Accélérer la phase de développement de nouveaux traitements pour qu’ils soient disponibles plus rapidement pour les patients
De l’expérimentation au passage à l’échelle, un enjeu de souveraineté et d’innovation
La digitalisation de la santé n’est plus une option, ni même un simple levier de performance industrielle générant des retours sur investissement en moins de 6 mois. Elle est devenue une exigence stratégique, sanitaire et économique. L’enjeu, désormais, est de sortir de l’expérimentation pour passer à l’échelle. Cela implique de bâtir des infrastructures de données interopérables, de sécuriser les environnements critiques, de former massivement les équipes et d’adopter une gouvernance globale de la transformation digitale.
Au-delà des aspects industriels et financiers, cette mutation représente un enjeu éthique et sociétal majeur.
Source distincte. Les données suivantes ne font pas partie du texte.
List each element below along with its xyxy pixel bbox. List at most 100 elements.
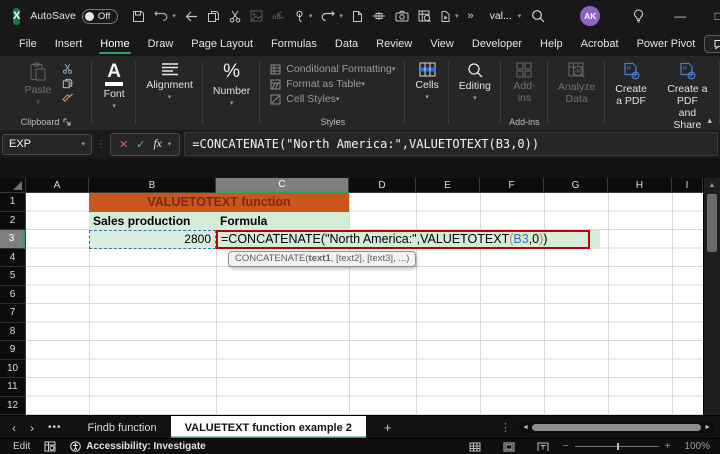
new-file-icon[interactable] bbox=[352, 10, 363, 23]
toolbar-overflow[interactable]: » bbox=[467, 10, 473, 22]
row-header-7[interactable]: 7 bbox=[0, 304, 25, 323]
row-header-12[interactable]: 12 bbox=[0, 397, 25, 416]
copy-icon[interactable] bbox=[207, 10, 220, 23]
row-header-3[interactable]: 3 bbox=[0, 230, 25, 249]
new-sheet-button[interactable]: + bbox=[366, 416, 410, 439]
touch-mode-dropdown-icon[interactable]: ▾ bbox=[309, 12, 313, 20]
alignment-button[interactable]: Alignment ▾ bbox=[140, 60, 199, 103]
sheet-tab-valuetext-active[interactable]: VALUETEXT function example 2 bbox=[171, 416, 366, 439]
pin-table-icon[interactable] bbox=[372, 10, 386, 22]
formula-input[interactable]: =CONCATENATE("North America:",VALUETOTEX… bbox=[184, 132, 718, 156]
worksheet-grid[interactable]: A B C D E F G H I 1 2 3 4 5 6 7 8 9 10 1… bbox=[0, 178, 720, 415]
number-button[interactable]: % Number ▾ bbox=[207, 60, 256, 109]
redo-icon[interactable] bbox=[321, 10, 335, 22]
cell-c3-formula-editing[interactable]: =CONCATENATE("North America:",VALUETOTEX… bbox=[216, 230, 590, 249]
tab-developer[interactable]: Developer bbox=[463, 34, 531, 55]
row-header-6[interactable]: 6 bbox=[0, 286, 25, 305]
zoom-out-icon[interactable]: − bbox=[563, 441, 569, 452]
create-pdf-button[interactable]: P Createa PDF bbox=[609, 60, 653, 109]
vertical-scroll-thumb[interactable] bbox=[707, 194, 717, 252]
sheet-inspect-icon[interactable] bbox=[418, 10, 431, 22]
format-painter-button[interactable] bbox=[62, 93, 74, 104]
cell-b3-value[interactable]: 2800 bbox=[89, 230, 216, 249]
clipboard-dialog-launcher-icon[interactable] bbox=[63, 118, 71, 126]
scroll-right-icon[interactable]: ► bbox=[704, 424, 711, 431]
column-headers[interactable]: A B C D E F G H I bbox=[26, 178, 703, 193]
tab-view[interactable]: View bbox=[421, 34, 463, 55]
sheet-nav-next-icon[interactable]: › bbox=[30, 421, 34, 435]
row-header-10[interactable]: 10 bbox=[0, 360, 25, 379]
cut-button[interactable] bbox=[62, 63, 74, 74]
copy-button[interactable]: ▾ bbox=[62, 78, 74, 89]
row-header-1[interactable]: 1 bbox=[0, 193, 25, 212]
tab-review[interactable]: Review bbox=[367, 34, 421, 55]
comments-button[interactable]: Comments bbox=[704, 35, 720, 53]
save-icon[interactable] bbox=[132, 10, 145, 23]
row-header-9[interactable]: 9 bbox=[0, 341, 25, 360]
back-arrow-icon[interactable] bbox=[185, 11, 198, 22]
collapse-ribbon-icon[interactable]: ▴ bbox=[707, 115, 712, 126]
horizontal-scrollbar[interactable]: ◄ ► bbox=[519, 422, 714, 433]
accessibility-status[interactable]: Accessibility: Investigate bbox=[70, 441, 206, 452]
autosave-control[interactable]: AutoSave Off bbox=[30, 9, 118, 24]
select-all-corner[interactable] bbox=[0, 178, 26, 193]
tab-home[interactable]: Home bbox=[91, 34, 138, 55]
column-header-e[interactable]: E bbox=[416, 178, 480, 193]
minimize-button[interactable]: — bbox=[661, 0, 699, 32]
column-header-b[interactable]: B bbox=[89, 178, 216, 193]
confirm-entry-icon[interactable]: ✓ bbox=[136, 138, 145, 151]
page-break-view-icon[interactable] bbox=[537, 442, 549, 452]
scroll-up-icon[interactable]: ▲ bbox=[704, 178, 720, 189]
zoom-level[interactable]: 100% bbox=[684, 441, 710, 452]
macro-record-icon[interactable] bbox=[44, 441, 56, 452]
insert-function-icon[interactable]: fx bbox=[153, 138, 161, 150]
cut-icon[interactable] bbox=[229, 10, 241, 23]
cell-b2-sales-header[interactable]: Sales production bbox=[89, 212, 216, 231]
excel-logo-icon[interactable]: X bbox=[13, 8, 20, 25]
column-header-c[interactable]: C bbox=[216, 178, 349, 193]
row-header-11[interactable]: 11 bbox=[0, 378, 25, 397]
tab-insert[interactable]: Insert bbox=[46, 34, 92, 55]
search-icon[interactable] bbox=[521, 0, 555, 32]
zoom-slider-handle[interactable] bbox=[617, 443, 619, 450]
scroll-left-icon[interactable]: ◄ bbox=[522, 424, 529, 431]
tab-file[interactable]: File bbox=[10, 34, 46, 55]
zoom-slider[interactable]: − + bbox=[563, 441, 671, 452]
sheet-nav-more-icon[interactable]: ••• bbox=[48, 422, 62, 433]
tab-scroll-splitter[interactable]: ⋮ bbox=[500, 421, 511, 434]
row-header-2[interactable]: 2 bbox=[0, 212, 25, 231]
tab-power-pivot[interactable]: Power Pivot bbox=[628, 34, 705, 55]
touch-mode-icon[interactable] bbox=[294, 10, 305, 23]
cell-c2-formula-header[interactable]: Formula bbox=[216, 212, 349, 231]
editing-button[interactable]: Editing ▾ bbox=[453, 60, 497, 104]
row-headers[interactable]: 1 2 3 4 5 6 7 8 9 10 11 12 bbox=[0, 193, 26, 415]
tab-draw[interactable]: Draw bbox=[139, 34, 183, 55]
zoom-in-icon[interactable]: + bbox=[665, 441, 671, 452]
sheet-tab-findb[interactable]: Findb function bbox=[74, 416, 171, 439]
account-avatar[interactable]: AK bbox=[573, 0, 607, 32]
formula-bar-splitter[interactable]: ⋮ bbox=[96, 139, 106, 150]
autosave-toggle[interactable]: Off bbox=[82, 9, 119, 24]
formula-bar-dropdown-icon[interactable]: ▾ bbox=[168, 140, 172, 148]
row-header-8[interactable]: 8 bbox=[0, 323, 25, 342]
row-header-4[interactable]: 4 bbox=[0, 249, 25, 268]
column-header-d[interactable]: D bbox=[349, 178, 416, 193]
cancel-entry-icon[interactable]: ✕ bbox=[119, 138, 128, 151]
column-header-g[interactable]: G bbox=[544, 178, 608, 193]
name-box[interactable]: EXP ▾ bbox=[2, 134, 92, 155]
normal-view-icon[interactable] bbox=[469, 442, 481, 452]
document-title[interactable]: val... ▾ bbox=[490, 10, 522, 22]
undo-dropdown-icon[interactable]: ▾ bbox=[172, 12, 176, 20]
horizontal-scroll-thumb[interactable] bbox=[532, 424, 701, 431]
undo-icon[interactable] bbox=[154, 10, 168, 22]
tab-data[interactable]: Data bbox=[326, 34, 367, 55]
run-macro-icon[interactable] bbox=[440, 10, 451, 23]
camera-icon[interactable] bbox=[395, 10, 409, 22]
name-box-dropdown-icon[interactable]: ▾ bbox=[81, 140, 85, 148]
tab-page-layout[interactable]: Page Layout bbox=[182, 34, 262, 55]
page-layout-view-icon[interactable] bbox=[503, 442, 515, 452]
maximize-button[interactable]: □ bbox=[699, 0, 720, 32]
column-header-a[interactable]: A bbox=[26, 178, 89, 193]
tab-formulas[interactable]: Formulas bbox=[262, 34, 326, 55]
macro-dropdown-icon[interactable]: ▾ bbox=[455, 12, 459, 20]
La convergence de l’intelligence humaine et de l’intelligence artificielle doit rester au service de la fiabilité des traitements, de l’équité d’accès aux médicaments et de la capacité collective à anticiper les crises sanitaires à venir.
C’est en posant les bases d’une industrie pharmaceutique digitalisée, agile et résiliente que l’on pourra relever les défis de demain : industrialiser la médecine personnalisée, démocratiser l’accès aux innovations et renforcer la souveraineté sanitaire européenne.